Die Idee, dass Schädel magischer Kreaturen gepflegt werden und die Menschen dadurch Magie wirken ...

Das Buch hat einen angenehmen und flüssigen Schreibstil, der mich sofort in die Welt hat eintauchen lassen.
Die Idee, dass Schädel magischer Kreaturen gepflegt werden und die Menschen dadurch Magie wirken können, fand ich originell und neuartig.
Die magische Welt hat mir sehr gefallen, aber ich hätte mir an manchen Stellen etwas mehr Erklärung gewünscht. Es werden zum Beispiel immer wieder Wesen oder Begriffe genannt, bei denen ich gern genauer gewusst hätte, wie sie aussehen, welche Rolle sie spielen oder wie das System rund um Weber, Lernende, Jäger und Hüter eigentlich genau funktioniert. Auch bei der Schädelmagie hätte ich gern noch tiefer verstanden, wer sie wie nutzt und wozu genau.
Was ich dafür sehr erfrischend fand: Adela und Kian sind beide über 30. Adela ist 33, Kian 30, und das liest man in diesem Genre meiner Erfahrung nach viel zu selten. Überhaupt war das mein erstes Mal Protagonisten eines Fantasyromans zu begleiten, die keine Teenager oder Anfang zwanzig sind, sondern schon Lebenserfahrung und eine gewisse Reife mitbringen. Beide Figuren habe ich mit ihren Ecken und Kanten ins Herz geschlossen und ihre Dynamik habe ich genossen. Der Markt ist langsam übersättigt mit dem Slow Burn Trope, deshalb war das sehr erfrischend.

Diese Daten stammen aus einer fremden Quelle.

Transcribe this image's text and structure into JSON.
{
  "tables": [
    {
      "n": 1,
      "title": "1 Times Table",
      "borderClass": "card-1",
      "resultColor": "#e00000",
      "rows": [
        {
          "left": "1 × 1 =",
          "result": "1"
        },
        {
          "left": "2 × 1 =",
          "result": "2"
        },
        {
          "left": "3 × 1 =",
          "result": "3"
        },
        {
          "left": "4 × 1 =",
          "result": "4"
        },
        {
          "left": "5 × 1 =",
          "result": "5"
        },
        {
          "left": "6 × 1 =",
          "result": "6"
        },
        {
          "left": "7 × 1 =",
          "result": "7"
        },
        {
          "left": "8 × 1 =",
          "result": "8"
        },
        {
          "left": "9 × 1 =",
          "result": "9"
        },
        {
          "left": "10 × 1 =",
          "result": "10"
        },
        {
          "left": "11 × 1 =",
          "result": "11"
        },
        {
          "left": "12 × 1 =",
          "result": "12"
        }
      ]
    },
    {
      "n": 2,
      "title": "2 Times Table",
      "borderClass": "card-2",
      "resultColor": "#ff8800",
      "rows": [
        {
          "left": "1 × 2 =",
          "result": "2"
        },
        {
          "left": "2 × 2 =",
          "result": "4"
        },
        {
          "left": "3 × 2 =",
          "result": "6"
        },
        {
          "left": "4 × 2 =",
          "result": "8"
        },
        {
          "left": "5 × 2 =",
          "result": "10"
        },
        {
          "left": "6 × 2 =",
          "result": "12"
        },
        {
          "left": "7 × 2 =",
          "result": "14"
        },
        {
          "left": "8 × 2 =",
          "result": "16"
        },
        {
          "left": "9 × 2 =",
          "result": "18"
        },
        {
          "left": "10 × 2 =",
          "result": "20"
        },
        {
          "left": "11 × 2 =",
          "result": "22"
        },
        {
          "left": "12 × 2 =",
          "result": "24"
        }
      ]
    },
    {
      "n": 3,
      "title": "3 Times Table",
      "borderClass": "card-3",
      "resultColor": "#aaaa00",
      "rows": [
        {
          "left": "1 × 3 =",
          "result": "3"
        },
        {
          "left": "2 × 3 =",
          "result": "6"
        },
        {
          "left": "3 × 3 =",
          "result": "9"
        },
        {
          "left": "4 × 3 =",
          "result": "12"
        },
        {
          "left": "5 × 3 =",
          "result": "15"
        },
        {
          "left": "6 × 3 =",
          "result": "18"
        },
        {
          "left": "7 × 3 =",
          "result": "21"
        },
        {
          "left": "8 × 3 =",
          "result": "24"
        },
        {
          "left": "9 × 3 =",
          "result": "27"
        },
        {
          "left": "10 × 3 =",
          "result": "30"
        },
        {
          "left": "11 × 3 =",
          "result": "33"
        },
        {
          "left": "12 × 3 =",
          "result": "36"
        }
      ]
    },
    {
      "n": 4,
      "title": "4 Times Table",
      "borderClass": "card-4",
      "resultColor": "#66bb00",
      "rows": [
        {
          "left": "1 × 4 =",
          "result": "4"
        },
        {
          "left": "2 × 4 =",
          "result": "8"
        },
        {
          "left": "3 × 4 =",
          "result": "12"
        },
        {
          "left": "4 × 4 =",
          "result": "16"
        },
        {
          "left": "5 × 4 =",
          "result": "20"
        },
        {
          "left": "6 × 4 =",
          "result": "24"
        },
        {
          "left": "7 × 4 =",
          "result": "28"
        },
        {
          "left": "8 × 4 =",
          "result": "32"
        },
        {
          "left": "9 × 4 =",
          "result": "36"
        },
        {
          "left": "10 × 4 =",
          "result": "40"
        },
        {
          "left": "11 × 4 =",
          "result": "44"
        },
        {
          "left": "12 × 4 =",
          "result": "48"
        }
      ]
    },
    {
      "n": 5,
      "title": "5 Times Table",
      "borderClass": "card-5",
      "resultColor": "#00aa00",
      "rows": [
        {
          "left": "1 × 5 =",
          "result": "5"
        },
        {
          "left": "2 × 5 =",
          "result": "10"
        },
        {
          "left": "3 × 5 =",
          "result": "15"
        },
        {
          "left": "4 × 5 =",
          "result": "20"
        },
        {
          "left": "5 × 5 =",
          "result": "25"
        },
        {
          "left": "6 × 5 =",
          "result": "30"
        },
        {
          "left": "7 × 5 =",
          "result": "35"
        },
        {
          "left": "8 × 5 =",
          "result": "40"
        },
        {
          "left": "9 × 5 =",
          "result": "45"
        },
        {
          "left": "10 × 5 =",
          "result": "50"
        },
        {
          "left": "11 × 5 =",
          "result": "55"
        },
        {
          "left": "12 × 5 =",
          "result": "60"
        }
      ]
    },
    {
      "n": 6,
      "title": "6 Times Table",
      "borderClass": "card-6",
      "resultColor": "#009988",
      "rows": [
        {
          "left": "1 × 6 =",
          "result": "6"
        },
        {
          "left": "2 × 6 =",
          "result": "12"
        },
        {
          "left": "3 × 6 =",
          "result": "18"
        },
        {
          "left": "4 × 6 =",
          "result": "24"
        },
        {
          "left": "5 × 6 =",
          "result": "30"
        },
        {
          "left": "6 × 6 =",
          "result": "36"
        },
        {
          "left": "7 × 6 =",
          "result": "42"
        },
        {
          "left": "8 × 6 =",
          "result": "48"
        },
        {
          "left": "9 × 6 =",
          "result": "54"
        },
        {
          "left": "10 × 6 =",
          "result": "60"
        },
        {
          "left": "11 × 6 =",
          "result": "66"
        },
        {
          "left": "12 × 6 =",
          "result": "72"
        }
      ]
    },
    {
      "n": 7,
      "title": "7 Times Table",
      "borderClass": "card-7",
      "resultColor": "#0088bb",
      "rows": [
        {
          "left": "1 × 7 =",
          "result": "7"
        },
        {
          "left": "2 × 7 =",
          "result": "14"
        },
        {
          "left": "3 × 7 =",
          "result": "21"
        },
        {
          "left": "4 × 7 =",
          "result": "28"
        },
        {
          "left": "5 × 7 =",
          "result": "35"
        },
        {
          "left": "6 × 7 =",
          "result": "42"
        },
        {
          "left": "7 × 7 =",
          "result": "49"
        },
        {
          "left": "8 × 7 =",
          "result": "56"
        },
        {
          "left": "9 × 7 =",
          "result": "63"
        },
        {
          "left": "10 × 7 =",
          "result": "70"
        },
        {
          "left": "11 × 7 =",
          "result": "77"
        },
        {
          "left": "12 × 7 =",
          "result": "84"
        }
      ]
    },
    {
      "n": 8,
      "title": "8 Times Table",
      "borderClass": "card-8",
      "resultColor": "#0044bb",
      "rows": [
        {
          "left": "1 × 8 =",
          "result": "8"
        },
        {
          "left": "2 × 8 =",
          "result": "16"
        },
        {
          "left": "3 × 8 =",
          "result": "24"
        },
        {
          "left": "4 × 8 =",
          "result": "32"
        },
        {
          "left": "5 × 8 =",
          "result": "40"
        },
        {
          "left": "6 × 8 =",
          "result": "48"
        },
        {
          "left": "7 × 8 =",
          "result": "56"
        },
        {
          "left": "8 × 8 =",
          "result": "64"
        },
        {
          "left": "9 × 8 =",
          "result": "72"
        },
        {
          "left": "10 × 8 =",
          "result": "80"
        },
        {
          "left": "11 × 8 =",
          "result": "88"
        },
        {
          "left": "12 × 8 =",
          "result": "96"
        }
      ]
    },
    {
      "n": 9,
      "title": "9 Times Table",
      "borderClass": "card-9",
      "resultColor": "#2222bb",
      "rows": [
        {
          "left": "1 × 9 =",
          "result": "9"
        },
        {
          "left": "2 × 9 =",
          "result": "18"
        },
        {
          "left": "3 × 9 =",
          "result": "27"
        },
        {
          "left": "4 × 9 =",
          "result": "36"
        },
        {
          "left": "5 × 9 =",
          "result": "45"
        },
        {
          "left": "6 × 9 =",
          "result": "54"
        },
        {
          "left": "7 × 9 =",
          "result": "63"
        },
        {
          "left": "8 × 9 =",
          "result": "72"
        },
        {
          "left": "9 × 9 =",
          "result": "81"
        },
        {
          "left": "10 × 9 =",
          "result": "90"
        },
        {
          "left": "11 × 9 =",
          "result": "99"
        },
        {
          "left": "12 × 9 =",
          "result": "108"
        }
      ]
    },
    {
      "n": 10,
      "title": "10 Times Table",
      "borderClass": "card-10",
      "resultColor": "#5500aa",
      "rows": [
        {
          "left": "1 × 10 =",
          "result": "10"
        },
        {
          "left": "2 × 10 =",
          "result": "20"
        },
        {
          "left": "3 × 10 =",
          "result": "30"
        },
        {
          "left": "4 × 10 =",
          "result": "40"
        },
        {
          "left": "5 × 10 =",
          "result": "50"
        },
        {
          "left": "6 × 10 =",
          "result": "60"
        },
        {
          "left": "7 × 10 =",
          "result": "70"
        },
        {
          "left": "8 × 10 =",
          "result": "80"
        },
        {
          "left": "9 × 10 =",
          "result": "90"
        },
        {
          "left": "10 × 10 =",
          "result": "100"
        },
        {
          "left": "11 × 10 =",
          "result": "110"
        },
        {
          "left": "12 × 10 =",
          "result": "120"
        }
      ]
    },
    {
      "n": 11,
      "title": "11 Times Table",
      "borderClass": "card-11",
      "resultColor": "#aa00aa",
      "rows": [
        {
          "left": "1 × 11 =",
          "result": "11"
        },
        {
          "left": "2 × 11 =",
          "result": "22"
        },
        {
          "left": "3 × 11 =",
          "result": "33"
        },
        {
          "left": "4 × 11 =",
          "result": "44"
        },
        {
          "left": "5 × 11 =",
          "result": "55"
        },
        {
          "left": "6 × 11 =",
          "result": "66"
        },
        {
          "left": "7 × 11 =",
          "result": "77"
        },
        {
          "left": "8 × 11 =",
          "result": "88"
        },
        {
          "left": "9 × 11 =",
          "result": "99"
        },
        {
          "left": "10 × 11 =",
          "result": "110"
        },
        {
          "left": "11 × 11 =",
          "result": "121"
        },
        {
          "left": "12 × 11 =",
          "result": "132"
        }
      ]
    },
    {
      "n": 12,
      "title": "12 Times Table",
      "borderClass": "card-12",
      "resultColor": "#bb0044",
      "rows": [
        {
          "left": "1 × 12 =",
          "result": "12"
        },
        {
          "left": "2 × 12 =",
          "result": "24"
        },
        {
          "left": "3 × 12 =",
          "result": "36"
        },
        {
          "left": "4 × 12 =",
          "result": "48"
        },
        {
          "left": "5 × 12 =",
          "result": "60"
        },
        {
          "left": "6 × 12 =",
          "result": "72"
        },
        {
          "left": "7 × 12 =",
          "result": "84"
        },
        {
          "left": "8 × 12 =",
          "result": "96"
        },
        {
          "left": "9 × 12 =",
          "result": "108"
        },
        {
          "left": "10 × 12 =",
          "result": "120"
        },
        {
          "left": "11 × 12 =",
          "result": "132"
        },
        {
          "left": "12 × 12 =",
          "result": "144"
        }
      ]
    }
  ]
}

Die meisten Fragen werden am Ende geklärt, aber ein paar kleine Stellen und Wendungen haben mich stutzen lassen wegen der Ungereimtheiten. Trotzdem haben mich diese Punkte nicht wirklich aus der Geschichte gerissen. Dafür war ich viel zu sehr in der Welt, den Figuren und der Atmosphäre drin.
Für mich war Ruinous Creatures ein origineller Fantasyroman mit einer tollen Liebesgeschichte, spannenden Ideen und Figuren, die mir ans Herz gewachsen sind. Trotz kleiner Unklarheiten beim Worldbuilding und einzelner Logiklücken hat mich das Buch gepackt. Ich hatte viel Freude beim Lesen und bin sehr gespannt, was Jessi Cole Jackson als Nächstes schreibt.